Wednesday, June 16, 2010
The Zen Impulse and the Psychoanalytic Encounter
Although psychoanalysis and Zen Buddhism derive from theoretical and philosophical assumptions worlds apart, both experientially-based traditions share at their heart a desire for the understanding, development, and growth of the human experience. Paul Cooper utilizes detailed clinical vignettes to contextualize the implications of Zen Buddhism in the therapeutic setting to demonstrate how its practices and beliefs inform, relate to, and enhance transformative psychoanalytic practice.
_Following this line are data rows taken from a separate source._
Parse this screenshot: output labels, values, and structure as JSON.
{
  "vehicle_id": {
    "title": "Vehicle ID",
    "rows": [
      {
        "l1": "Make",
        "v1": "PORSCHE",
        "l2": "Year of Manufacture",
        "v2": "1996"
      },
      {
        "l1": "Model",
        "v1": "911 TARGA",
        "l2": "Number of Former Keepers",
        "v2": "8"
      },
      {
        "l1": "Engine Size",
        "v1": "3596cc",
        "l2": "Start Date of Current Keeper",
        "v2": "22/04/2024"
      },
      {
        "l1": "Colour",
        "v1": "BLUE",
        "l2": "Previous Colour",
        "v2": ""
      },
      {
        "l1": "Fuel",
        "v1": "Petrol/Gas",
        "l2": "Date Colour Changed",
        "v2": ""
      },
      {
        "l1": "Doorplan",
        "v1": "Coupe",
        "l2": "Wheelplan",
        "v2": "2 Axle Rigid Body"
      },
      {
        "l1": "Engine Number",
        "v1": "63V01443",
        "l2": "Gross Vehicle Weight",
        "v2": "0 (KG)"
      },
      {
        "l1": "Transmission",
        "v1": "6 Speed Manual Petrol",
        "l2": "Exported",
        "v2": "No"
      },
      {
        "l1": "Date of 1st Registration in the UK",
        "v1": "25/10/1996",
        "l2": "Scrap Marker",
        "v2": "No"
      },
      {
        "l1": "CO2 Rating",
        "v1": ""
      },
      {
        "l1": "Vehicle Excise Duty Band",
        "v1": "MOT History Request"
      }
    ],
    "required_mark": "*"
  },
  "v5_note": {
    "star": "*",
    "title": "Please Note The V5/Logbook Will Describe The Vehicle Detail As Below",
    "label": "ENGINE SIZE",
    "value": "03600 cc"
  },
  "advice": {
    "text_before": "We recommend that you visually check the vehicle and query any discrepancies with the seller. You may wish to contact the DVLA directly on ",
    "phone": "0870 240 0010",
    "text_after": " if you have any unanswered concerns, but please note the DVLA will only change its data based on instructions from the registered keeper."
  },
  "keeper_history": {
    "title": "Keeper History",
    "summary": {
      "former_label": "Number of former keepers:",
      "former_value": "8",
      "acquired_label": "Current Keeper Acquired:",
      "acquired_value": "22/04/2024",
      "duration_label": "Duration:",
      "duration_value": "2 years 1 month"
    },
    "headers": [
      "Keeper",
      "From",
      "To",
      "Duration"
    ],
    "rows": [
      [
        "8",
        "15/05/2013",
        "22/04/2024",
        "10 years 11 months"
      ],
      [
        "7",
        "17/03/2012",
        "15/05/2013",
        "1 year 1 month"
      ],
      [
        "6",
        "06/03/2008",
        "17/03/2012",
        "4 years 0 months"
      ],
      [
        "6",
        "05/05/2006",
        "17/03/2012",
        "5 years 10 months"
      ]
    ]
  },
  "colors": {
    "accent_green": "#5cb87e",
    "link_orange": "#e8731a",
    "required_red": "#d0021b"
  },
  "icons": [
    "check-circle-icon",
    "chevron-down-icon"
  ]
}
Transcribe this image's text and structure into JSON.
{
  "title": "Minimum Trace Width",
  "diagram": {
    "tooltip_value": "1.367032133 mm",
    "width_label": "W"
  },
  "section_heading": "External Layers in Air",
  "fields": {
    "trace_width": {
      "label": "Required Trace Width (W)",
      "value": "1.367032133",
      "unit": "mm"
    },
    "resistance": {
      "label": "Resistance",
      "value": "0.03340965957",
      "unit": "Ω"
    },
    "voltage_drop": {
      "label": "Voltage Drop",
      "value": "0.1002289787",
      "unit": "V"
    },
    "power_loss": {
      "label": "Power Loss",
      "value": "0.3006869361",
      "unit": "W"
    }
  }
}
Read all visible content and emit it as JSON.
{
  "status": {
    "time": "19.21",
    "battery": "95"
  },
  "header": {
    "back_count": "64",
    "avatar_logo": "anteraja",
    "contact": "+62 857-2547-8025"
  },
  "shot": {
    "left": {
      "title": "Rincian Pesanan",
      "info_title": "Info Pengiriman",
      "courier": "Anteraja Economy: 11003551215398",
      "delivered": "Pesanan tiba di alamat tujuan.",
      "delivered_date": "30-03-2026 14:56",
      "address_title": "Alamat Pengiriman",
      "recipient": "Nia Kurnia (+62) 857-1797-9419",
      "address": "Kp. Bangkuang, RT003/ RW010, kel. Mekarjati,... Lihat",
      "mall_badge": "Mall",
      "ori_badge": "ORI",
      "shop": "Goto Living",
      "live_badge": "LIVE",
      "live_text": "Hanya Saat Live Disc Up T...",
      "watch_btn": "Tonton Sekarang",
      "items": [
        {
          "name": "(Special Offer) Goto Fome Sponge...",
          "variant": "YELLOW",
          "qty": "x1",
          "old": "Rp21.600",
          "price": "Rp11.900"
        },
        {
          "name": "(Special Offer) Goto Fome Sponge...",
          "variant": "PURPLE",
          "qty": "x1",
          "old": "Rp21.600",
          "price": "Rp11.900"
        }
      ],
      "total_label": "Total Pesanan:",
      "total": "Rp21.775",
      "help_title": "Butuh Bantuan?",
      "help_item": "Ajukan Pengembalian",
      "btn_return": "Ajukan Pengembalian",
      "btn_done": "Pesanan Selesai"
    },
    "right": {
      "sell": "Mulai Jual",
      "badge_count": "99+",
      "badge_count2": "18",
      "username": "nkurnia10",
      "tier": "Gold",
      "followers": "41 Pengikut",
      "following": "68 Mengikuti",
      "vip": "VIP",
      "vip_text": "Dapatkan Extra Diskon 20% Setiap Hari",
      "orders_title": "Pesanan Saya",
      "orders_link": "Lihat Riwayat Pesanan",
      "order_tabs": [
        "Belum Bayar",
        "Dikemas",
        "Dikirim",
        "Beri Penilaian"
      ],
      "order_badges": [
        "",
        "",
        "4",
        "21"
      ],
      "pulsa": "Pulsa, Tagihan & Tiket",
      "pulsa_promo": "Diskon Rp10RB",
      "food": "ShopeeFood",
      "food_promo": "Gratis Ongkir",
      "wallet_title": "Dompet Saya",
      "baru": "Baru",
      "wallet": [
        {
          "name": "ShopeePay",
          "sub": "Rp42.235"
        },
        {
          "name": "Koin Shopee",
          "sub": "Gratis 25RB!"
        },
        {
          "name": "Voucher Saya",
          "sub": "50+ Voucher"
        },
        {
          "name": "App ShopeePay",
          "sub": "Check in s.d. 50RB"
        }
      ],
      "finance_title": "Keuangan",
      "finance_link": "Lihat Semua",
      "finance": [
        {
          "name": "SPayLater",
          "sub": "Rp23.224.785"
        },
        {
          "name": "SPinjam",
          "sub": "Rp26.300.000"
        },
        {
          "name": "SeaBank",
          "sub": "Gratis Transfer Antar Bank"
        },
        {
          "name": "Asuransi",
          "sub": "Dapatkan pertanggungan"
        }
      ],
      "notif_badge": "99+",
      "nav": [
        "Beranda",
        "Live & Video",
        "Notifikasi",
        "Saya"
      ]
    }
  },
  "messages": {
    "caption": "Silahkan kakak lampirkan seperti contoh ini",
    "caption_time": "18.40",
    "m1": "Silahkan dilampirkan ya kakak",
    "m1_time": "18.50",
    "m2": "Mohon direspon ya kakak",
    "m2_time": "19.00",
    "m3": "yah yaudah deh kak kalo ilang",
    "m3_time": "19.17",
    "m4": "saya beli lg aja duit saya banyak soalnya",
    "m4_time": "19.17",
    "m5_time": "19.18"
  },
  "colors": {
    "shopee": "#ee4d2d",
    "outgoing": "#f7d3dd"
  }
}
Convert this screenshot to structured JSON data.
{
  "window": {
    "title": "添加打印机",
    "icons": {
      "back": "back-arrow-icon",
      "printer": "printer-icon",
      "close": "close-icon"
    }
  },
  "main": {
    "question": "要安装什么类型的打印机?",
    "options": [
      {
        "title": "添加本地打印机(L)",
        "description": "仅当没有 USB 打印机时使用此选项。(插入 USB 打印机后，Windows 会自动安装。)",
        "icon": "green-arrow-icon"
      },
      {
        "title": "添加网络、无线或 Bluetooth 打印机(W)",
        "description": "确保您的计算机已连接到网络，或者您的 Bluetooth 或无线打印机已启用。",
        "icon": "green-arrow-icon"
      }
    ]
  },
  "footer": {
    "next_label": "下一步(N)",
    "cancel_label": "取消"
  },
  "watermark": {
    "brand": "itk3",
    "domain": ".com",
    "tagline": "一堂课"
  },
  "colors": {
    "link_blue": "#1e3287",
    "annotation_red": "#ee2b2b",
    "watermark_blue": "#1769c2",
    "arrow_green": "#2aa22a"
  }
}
The basic concepts of Zen, such as the identity of the relative and the absolute and the foundational principles of emptiness and dependent-arising, are given special attention as they relate to the psychoanalytic concepts of the unconscious and its processes, transference and countertransference, formulations of self, and more. In addition, through an analysis of apophasis, a unique style of discourse that serves as a basic structure for mystical languages, he provides insight into the structure of the seemingly irrational Zen koan in order to demonstrate its function as a pedagogical and psychological tool.
Though mindful of their differences, Cooper’s intent throughout is to illustrate how the practices of both Zen and psychoanalysis become internalized by the individual who engages in them and can, in turn, inform one another in mutually beneficial ways in an effort to comprehend the ramifications of an individual or collective expanding vision.